Machine Learning with Python - AdaBoost

Machine Learning with Python - AdaBoost - It is one the most successful boosting ensemble algorithm. The main key of this algorithm is in the way they give weights to the instances in dataset.

Machine Learning with Python - AdaBoost

It is one of the most successful boosting ensemble algorithm. The main key of this algorithm is in the way they give weights to the instances in the dataset. Due to this, the algorithm needs to pay less attention to the instances while constructing subsequent models.

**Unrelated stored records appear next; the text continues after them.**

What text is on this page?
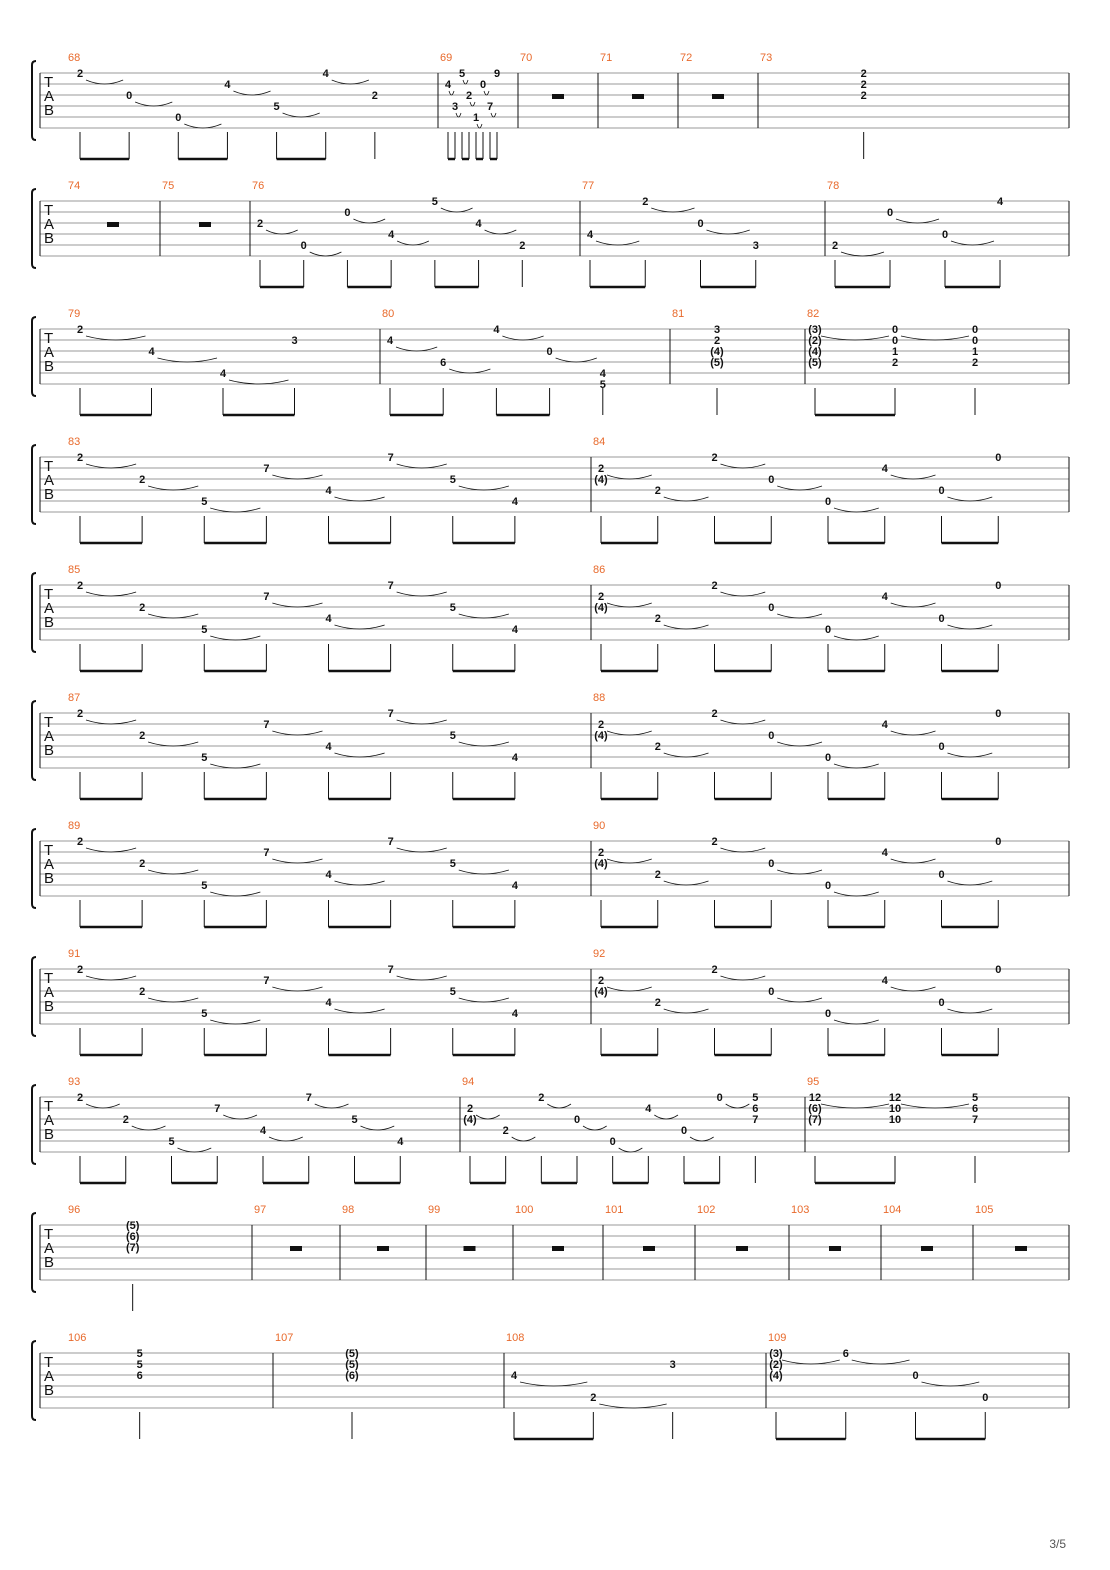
T
A
B
68
2
0
0
4
5
4
2
69
4
3
5
2
1
0
7
9
70	71	72	73
2
2
2
T
A
B
74	75	76
2
0
0
4
5
4
2
77
4
2
0
3
78
2
0
0
4
T
A
B
79
2
4
4
3
80
4
6
4
0
4
5
81
3
2
(4)
(5)
82
(3)
(2)
(4)
(5)
0
0
1
2
0
0
1
2
T
A
B
83
2
2
5
7
4
7
5
4
84
2
(4)
2
2
0
0
4
0
0
T
A
B
85
2
2
5
7
4
7
5
4
86
2
(4)
2
2
0
0
4
0
0
T
A
B
87
2
2
5
7
4
7
5
4
88
2
(4)
2
2
0
0
4
0
0
T
A
B
89
2
2
5
7
4
7
5
4
90
2
(4)
2
2
0
0
4
0
0
T
A
B
91
2
2
5
7
4
7
5
4
92
2
(4)
2
2
0
0
4
0
0
T
A
B
93
2
2
5
7
4
7
5
4
94
2
(4)
2
2
0
0
4
0
0	5
6
7
95
12
(6)
(7)
12
10
10
5
6
7
T
A
B
96
(5)
(6)
(7)
97	98	99	100	101	102	103	104	105
T
A
B
106
5
5
6
107
(5)
(5)
(6)
108
4
2
3
109
(3)
(2)
(4)
6
0
0
3/5
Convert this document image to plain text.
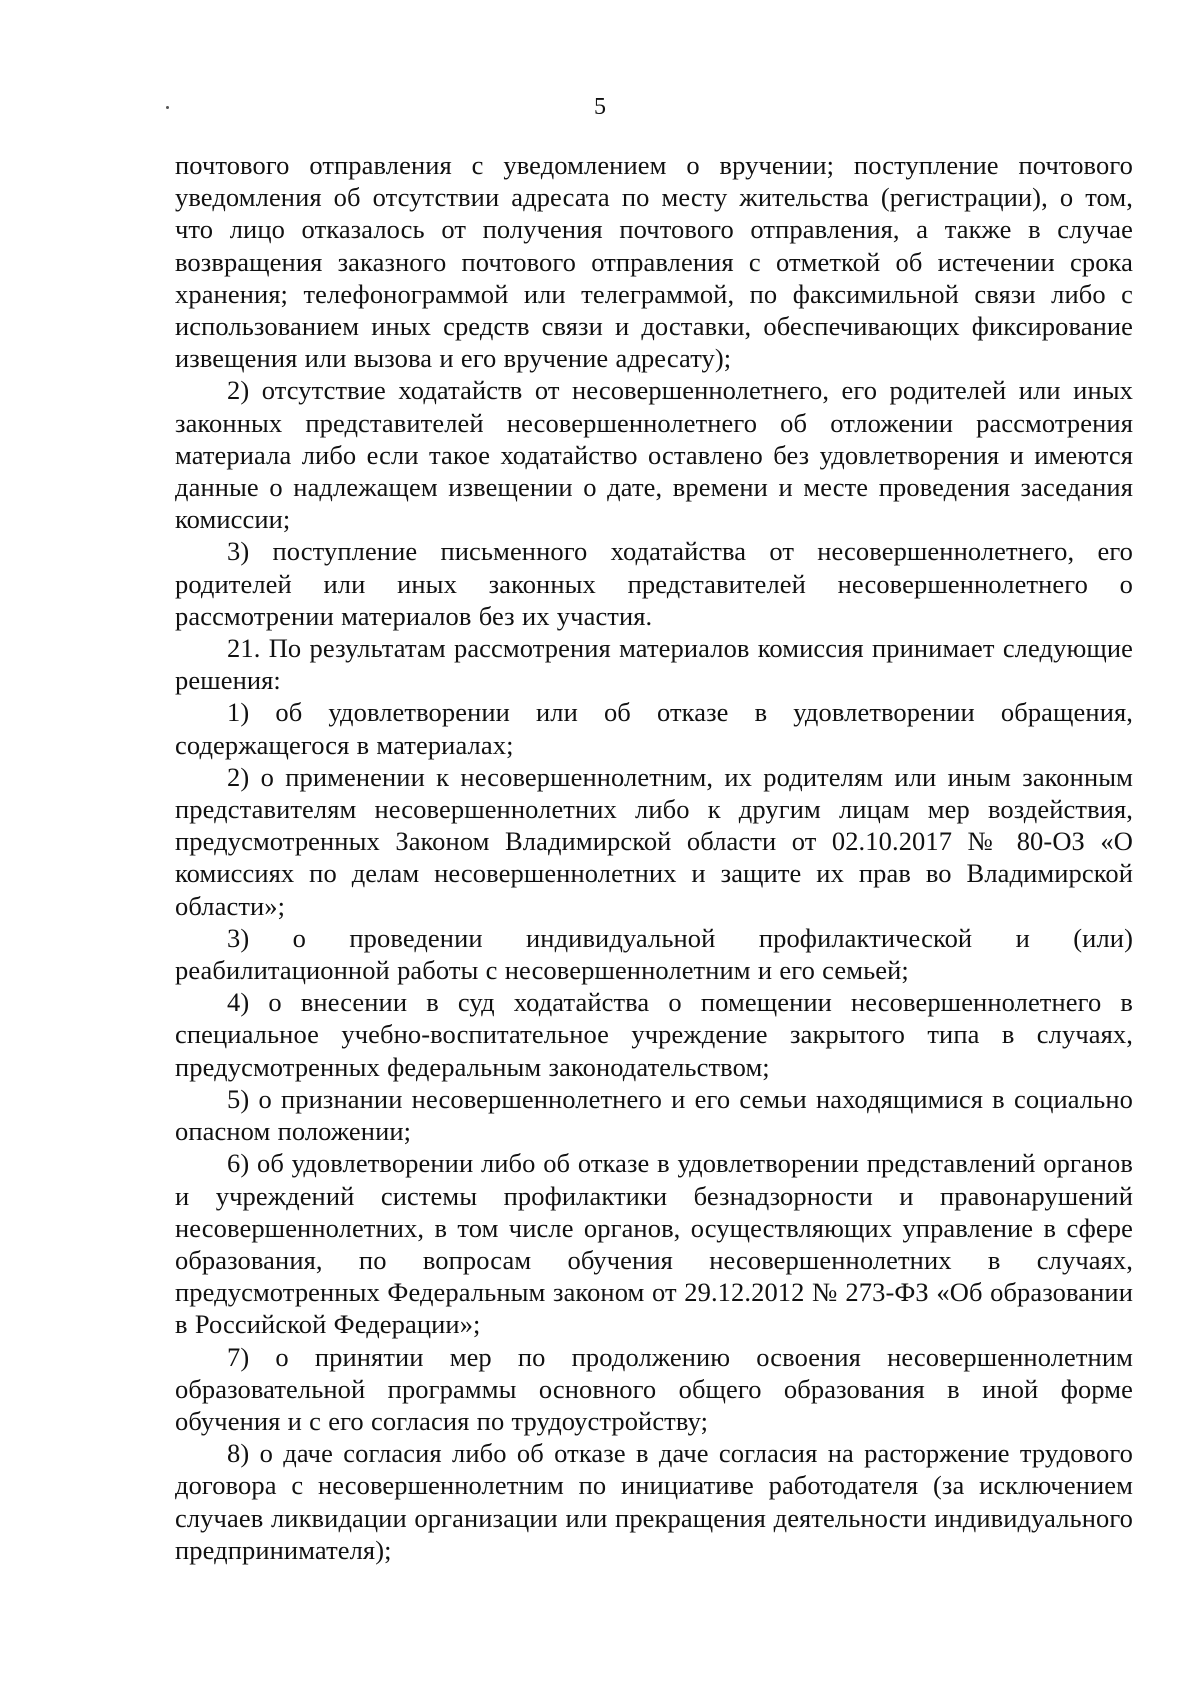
5

почтового отправления с уведомлением о вручении; поступление почтового уведомления об отсутствии адресата по месту жительства (регистрации), о том, что лицо отказалось от получения почтового отправления, а также в случае возвращения заказного почтового отправления с отметкой об истечении срока хранения; телефонограммой или телеграммой, по факсимильной связи либо с использованием иных средств связи и доставки, обеспечивающих фиксирование извещения или вызова и его вручение адресату);

2) отсутствие ходатайств от несовершеннолетнего, его родителей или иных законных представителей несовершеннолетнего об отложении рассмотрения материала либо если такое ходатайство оставлено без удовлетворения и имеются данные о надлежащем извещении о дате, времени и месте проведения заседания комиссии;

3) поступление письменного ходатайства от несовершеннолетнего, его родителей или иных законных представителей несовершеннолетнего о рассмотрении материалов без их участия.

21. По результатам рассмотрения материалов комиссия принимает следующие решения:

1) об удовлетворении или об отказе в удовлетворении обращения, содержащегося в материалах;

2) о применении к несовершеннолетним, их родителям или иным законным представителям несовершеннолетних либо к другим лицам мер воздействия, предусмотренных Законом Владимирской области от 02.10.2017 № 80-ОЗ «О комиссиях по делам несовершеннолетних и защите их прав во Владимирской области»;

3) о проведении индивидуальной профилактической и (или) реабилитационной работы с несовершеннолетним и его семьей;

4) о внесении в суд ходатайства о помещении несовершеннолетнего в специальное учебно-воспитательное учреждение закрытого типа в случаях, предусмотренных федеральным законодательством;

5) о признании несовершеннолетнего и его семьи находящимися в социально опасном положении;

6) об удовлетворении либо об отказе в удовлетворении представлений органов и учреждений системы профилактики безнадзорности и правонарушений несовершеннолетних, в том числе органов, осуществляющих управление в сфере образования, по вопросам обучения несовершеннолетних в случаях, предусмотренных Федеральным законом от 29.12.2012 № 273-ФЗ «Об образовании в Российской Федерации»;

7) о принятии мер по продолжению освоения несовершеннолетним образовательной программы основного общего образования в иной форме обучения и с его согласия по трудоустройству;

8) о даче согласия либо об отказе в даче согласия на расторжение трудового договора с несовершеннолетним по инициативе работодателя (за исключением случаев ликвидации организации или прекращения деятельности индивидуального предпринимателя);
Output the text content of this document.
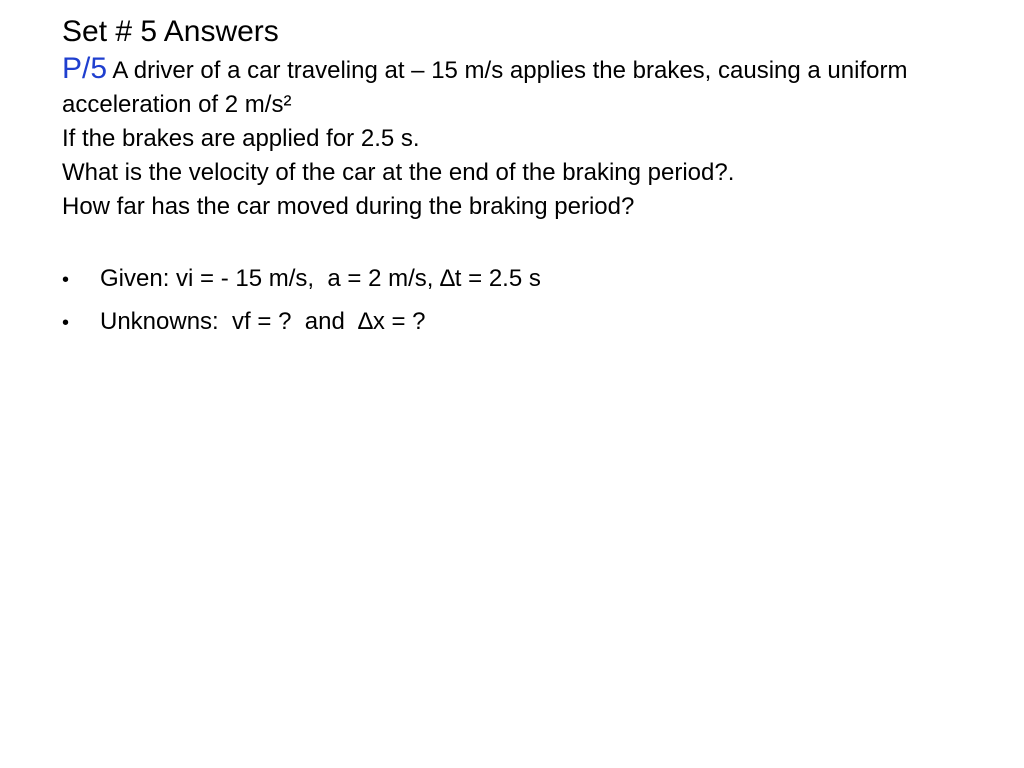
Set # 5 Answers

P/5 A driver of a car traveling at – 15 m/s applies the brakes, causing a uniform acceleration of 2 m/s²

If the brakes are applied for 2.5 s.

What is the velocity of the car at the end of the braking period?.

How far has the car moved during the braking period?

•	Given: vi = - 15 m/s,  a = 2 m/s, ∆t = 2.5 s
•	Unknowns:  vf = ?  and  ∆x = ?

In the following Python recipe, we are going to build the Ada Boost ensemble model for classification by using the AdaBoostClassifier class of sklearn on Pima Indians diabetes dataset.

First, import the required packages as follows −

from pandas import read_csv
from sklearn.model_selection import KFold
from sklearn.model_selection import cross_val_score
from sklearn.ensemble import AdaBoostClassifier

Now, we need to load the Pima diabetes dataset as did in previous examples −

path = r"C:\pima-indians-diabetes.csv"
headernames = ['preg', 'plas', 'pres', 'skin', 'test', 'mass', 'pedi', 'age', 'class']
data = read_csv(path, names = headernames)
array = data.values
X = array[:,0:8]
Y = array[:,8]

Next, give the input for 10-fold cross-validation as follows −

seed = 5
kfold = KFold(n_splits = 10, random_state = seed)

We need to provide the number of trees we are going to build. Here we are building 150 trees with split points chosen from 5 features −

num_trees = 50

Next, build the model with the help of following script −

model = AdaBoostClassifier(n_estimators = num_trees, random_state = seed)

Calculate and print the result as follows −

results = cross_val_score(model, X, Y, cv = kfold)
print(results.mean())

Output

0.7539473684210527

The output above shows that we got around 75% accuracy of our AdaBoost classifier ensemble model.